The expression for Coulomb's law is as follows.

F = kq_{1}q_{2}/r_{2}

Where F is the electrostatic force,

q_{1} and q_{2 }are the point charges

r is the distance between the points charges

And, k is Coulomb’s constant.

**4. Which is the best website to download the Lakhmir Singh Physics Class 10 Solutions Chapter-1 Electricity?**

Vedantu is the best website to download the Lakhmir Singh Physics Class 10 Solutions Chapter-1 Electricity. Our in-house team of subject-matter experts has prepared these solutions to facilitate an easy learning experience for the students of Class 10. These solutions are available in PDF format on Vedantu and all students can download them for free.

**5. What is Ohm's Law as explained in Lakhmir Singh Physics Class 10?**

Basically, it is the relationship between the resistance of an electric circuit and the current through that circuit. There are a number of mathematical formulas that attempt to predict the current through a certain circuit, based on its resistance. For example, Ohm's Law is given as

R = I k B T

Where

R = resistive load (light bulb, cord, mouse, etc)

I = current through the load

B = resistive impedance (difference between the medium to wire resistance and nominal load resistance)

T = the time taken for the current to travel through the circuit.

For example, for a light bulb that has a resistance of 60 ohms, with a current of 600mA and a time of 0.7ms,

R = 600 / (600/0.7) = 55 ohms

I = 600 / (0.7)/0.7 = 5.0 ohms

B = 5 ohms

T = 0.7/5 = 5ms

So, given a light bulb with a resistor value of 55 ohms, the current through the bulb is 5.0 ohms. In simple words, Ohm's Law predicts that there will be a current of 5.0 ohms for a time of 5ms. Of course, it is a limited model.
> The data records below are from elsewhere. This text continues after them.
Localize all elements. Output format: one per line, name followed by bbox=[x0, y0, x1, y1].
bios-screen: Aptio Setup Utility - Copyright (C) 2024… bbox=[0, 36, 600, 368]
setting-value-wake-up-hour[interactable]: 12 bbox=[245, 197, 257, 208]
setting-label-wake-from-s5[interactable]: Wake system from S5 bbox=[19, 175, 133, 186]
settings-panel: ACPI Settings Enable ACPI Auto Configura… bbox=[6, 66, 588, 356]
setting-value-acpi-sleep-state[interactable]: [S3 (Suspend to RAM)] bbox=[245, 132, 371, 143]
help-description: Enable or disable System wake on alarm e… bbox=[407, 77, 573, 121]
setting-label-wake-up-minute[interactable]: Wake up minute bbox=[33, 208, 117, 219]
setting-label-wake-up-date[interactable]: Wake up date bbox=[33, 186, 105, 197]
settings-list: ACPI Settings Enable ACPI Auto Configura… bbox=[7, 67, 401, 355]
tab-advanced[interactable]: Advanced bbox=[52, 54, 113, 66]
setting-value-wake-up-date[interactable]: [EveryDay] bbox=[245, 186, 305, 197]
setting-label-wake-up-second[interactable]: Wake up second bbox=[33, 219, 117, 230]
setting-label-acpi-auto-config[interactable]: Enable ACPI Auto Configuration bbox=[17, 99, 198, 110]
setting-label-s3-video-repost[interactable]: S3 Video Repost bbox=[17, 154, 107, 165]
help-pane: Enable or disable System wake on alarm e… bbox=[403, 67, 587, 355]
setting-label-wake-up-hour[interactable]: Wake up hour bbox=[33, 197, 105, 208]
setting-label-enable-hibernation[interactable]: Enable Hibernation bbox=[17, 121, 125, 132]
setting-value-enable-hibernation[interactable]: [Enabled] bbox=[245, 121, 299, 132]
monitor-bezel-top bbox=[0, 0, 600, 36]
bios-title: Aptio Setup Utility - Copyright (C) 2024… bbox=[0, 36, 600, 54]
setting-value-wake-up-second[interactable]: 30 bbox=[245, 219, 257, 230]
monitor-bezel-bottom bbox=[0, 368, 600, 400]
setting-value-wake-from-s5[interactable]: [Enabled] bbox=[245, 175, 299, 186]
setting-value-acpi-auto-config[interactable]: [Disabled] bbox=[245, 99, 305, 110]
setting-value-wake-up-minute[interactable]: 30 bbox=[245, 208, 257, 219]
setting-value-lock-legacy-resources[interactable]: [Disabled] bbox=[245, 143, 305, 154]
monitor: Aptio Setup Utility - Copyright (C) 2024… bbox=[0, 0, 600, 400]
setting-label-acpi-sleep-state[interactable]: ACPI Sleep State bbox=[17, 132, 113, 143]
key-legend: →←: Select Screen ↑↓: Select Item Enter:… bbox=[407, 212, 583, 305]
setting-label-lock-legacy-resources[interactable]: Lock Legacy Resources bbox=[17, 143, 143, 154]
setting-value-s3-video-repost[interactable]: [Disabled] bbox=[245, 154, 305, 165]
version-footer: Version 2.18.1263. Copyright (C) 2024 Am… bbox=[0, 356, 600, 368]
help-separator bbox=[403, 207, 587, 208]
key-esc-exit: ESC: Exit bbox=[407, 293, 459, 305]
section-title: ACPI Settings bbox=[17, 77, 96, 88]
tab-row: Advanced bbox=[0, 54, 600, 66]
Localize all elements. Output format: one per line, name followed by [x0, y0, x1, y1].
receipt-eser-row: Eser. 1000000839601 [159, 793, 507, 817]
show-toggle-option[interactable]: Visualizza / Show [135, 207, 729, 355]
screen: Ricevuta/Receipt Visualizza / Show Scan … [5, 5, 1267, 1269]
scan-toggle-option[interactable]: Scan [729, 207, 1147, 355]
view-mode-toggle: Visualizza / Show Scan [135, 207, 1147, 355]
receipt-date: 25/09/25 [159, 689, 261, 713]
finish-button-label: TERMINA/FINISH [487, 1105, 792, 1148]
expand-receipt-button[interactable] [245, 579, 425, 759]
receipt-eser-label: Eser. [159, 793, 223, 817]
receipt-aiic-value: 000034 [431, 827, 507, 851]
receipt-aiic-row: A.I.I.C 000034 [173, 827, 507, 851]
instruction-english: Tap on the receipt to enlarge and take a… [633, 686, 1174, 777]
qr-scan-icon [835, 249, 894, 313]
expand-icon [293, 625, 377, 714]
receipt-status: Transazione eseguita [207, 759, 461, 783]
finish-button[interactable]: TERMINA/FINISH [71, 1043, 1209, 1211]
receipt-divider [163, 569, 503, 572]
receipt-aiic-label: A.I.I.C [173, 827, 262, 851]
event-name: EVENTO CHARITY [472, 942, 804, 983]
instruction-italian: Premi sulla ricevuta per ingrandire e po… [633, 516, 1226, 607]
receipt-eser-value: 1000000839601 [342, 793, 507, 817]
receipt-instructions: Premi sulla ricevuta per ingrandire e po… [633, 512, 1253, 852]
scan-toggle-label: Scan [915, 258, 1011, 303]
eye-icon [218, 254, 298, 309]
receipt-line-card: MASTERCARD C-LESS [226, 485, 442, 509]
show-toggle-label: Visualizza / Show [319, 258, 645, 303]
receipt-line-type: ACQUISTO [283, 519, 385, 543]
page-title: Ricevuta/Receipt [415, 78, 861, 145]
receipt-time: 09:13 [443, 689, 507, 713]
If the load is completely blocked, the resistance of the circuit will become zero and the current will stop flowing.

Since Ohm's Law does not allow the model to handle loads with less than ideal currents, the circuit must be dissipated. One way of doing this is by removing all power sources from the circuit. For example, the light bulb can be removed. When the light bulb is removed, the current through the circuit will be zero. So, since there will be no current, Ohm's Law will not apply. Hence, the current through the circuit will drop to zero, and the light bulb won't provide any current. The line inductors and capacitors will then dissipate the current as heat.